L’hanno chiamata “vertenza petrolio”. Consapevoli del fatto che il futuro delle estrazioni lucane passa attraverso un nuovo e non più rinviabile approccio in fatto di programmazione. Oggetto del confronto saranno le proposte contenute nel documento “Vertenza petrolio: per la Basilicata”, presentato nel corso della recente festa della Cgil lucana. Proprio in quella occasione il ministro Zanonato, dal palco di piazza Don Bosco, aveva dato la sua disponibilità a spostare i temi del confronto agli uffici del ministero. E a qualche giorno dalla richiesta dell’incontro è seguita la convocazione. Le parti sociali chiedono,  in primo luogo, che il decreto attuativo dell’articolo 16 – che recepiva, l’anno scorso, i contenuti del Memorandum sottoscritto tra Regione e Ministero nel 2011 – venga modificato: rischia di trasformare le legittime aspettative lucane nell’ennesimo piatto di lenticchie. Prevede che una quota dell’extragettito fiscale versato dalle compagnie del petrolio allo Stato venga sì destinato alla Basilicata, per il finanziamento dei quattro assi (occupazione, infrastrutture, energia “pulita” e ambiente) che erano state individuate all’interno del Memorandum, ma in quantità di molto inferiori rispetto a quelle previste. 

Secondo il provvedimento ministeriale la previsione vale solo per le società di nuova costituzioni e soprattutto su nuove estrazioni. Il che allunga i tempi e ridimensiona sensibilmente le risorse destinate alla Basilicata. La proposta di sindacati, Confindustria e associazioni datoriali prevede invece che vengano ricompresi i 95 mila barili già previsti dai progetti di sviluppo e venga eliminato il tetto dei 50 milioni.
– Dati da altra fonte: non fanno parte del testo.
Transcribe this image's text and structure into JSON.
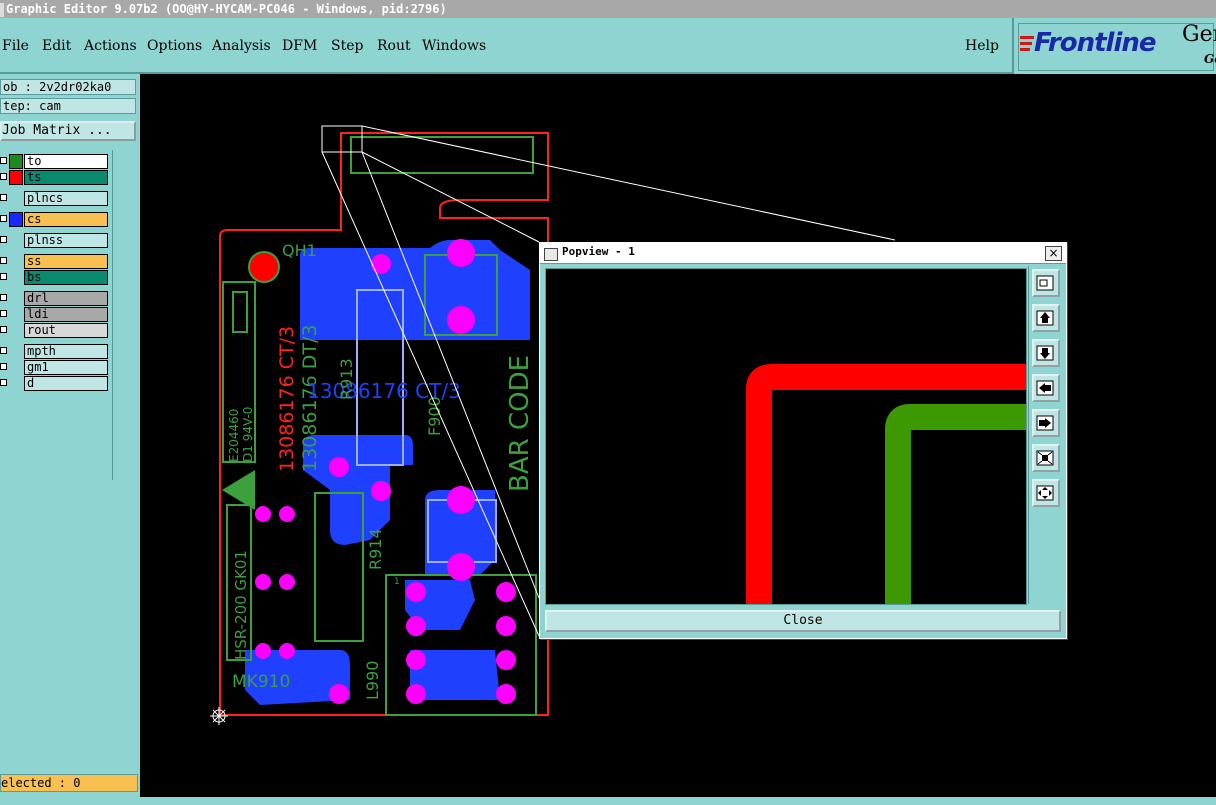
{
  "window": {
    "title": "Graphic Editor 9.07b2 (OO@HY-HYCAM-PC046 - Windows, pid:2796)"
  },
  "menu": {
    "items": [
      "File",
      "Edit",
      "Actions",
      "Options",
      "Analysis",
      "DFM",
      "Step",
      "Rout",
      "Windows"
    ],
    "help": "Help"
  },
  "logo": {
    "brand": "Frontline",
    "gen": "Ger",
    "gen2": "Ge"
  },
  "left_panel": {
    "job": "ob : 2v2dr02ka0",
    "step": "tep: cam",
    "job_matrix": "Job Matrix ...",
    "layers": [
      {
        "name": "to",
        "color": "#1e8a1e",
        "bg": "#ffffff"
      },
      {
        "name": "ts",
        "color": "#ff0000",
        "bg": "#0a8a6e"
      },
      {
        "name": "plncs",
        "color": "#8ed4d0",
        "bg": "#bfe6e4"
      },
      {
        "name": "cs",
        "color": "#1a28ff",
        "bg": "#f8c050"
      },
      {
        "name": "plnss",
        "color": "#8ed4d0",
        "bg": "#bfe6e4"
      },
      {
        "name": "ss",
        "color": "#8ed4d0",
        "bg": "#f8c050"
      },
      {
        "name": "bs",
        "color": "#8ed4d0",
        "bg": "#0a8a6e"
      },
      {
        "name": "drl",
        "color": "#8ed4d0",
        "bg": "#a8a8a8"
      },
      {
        "name": "ldi",
        "color": "#8ed4d0",
        "bg": "#a8a8a8"
      },
      {
        "name": "rout",
        "color": "#8ed4d0",
        "bg": "#d8d8d8"
      },
      {
        "name": "mpth",
        "color": "#8ed4d0",
        "bg": "#bfe6e4"
      },
      {
        "name": "gm1",
        "color": "#8ed4d0",
        "bg": "#bfe6e4"
      },
      {
        "name": "d",
        "color": "#8ed4d0",
        "bg": "#bfe6e4"
      }
    ],
    "selected": "elected : 0"
  },
  "board": {
    "labels": {
      "qh1": "QH1",
      "ct3": "13086176 CT/3",
      "dt3": "13086176 DT/3",
      "ct3_blue": "13086176 CT/3",
      "r913": "R913",
      "f900": "F900",
      "barcode": "BAR CODE",
      "e204460": "E204460",
      "d1": "D1 94V-0",
      "r914": "R914",
      "hsr": "HSR-200 GK01",
      "mk910": "MK910",
      "l990": "L990",
      "one": "1"
    },
    "colors": {
      "outline": "#ff2020",
      "silk": "#3ca03c",
      "copper": "#1f40ff",
      "pad": "#ff00ff",
      "red_text": "#ff2020"
    }
  },
  "popview": {
    "title": "Popview - 1",
    "close_x": "×",
    "close_button": "Close",
    "tools": [
      "zoom-fit-icon",
      "pan-up-icon",
      "pan-down-icon",
      "pan-left-icon",
      "pan-right-icon",
      "zoom-out-icon",
      "zoom-in-icon"
    ],
    "colors": {
      "red_trace": "#ff0000",
      "green_trace": "#3c9a00"
    }
  }
}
La modifica del decreto attuativo – è la proposta delle parti sociali – dovrà essere accompagnata da una programmazione della concentrazione delle risorse su pochi e mirati interventi per welfare (a partire dall’istituzione di uno strumento di sostegno al reddito finalizzato all’inserimento/reinserimento lavorativo), lavoro e tutela ambientale. Le royalty dovranno essere esclude dal patto di stabilità, che oggi impedisce alle amministrazioni di poterle spendere. Anche il fondo attualmente destinato alla copertura della carta carburante dovrà essere riprogrammato in questa direzione. Ma, soprattutto, la richiesta inoltrata al Governo è quella di farsi promotore, insieme ai grandi player dell’energia e non solo (Finmeccanica, Enel)  di un piano per portare in Basilicata 4-5 mila posti di lavoro nei settori manifatturieri più avanzati (dalle bio plastiche alla farmaceutica, dai nuovi materiali, alle tecnologie per il risparmio energetico).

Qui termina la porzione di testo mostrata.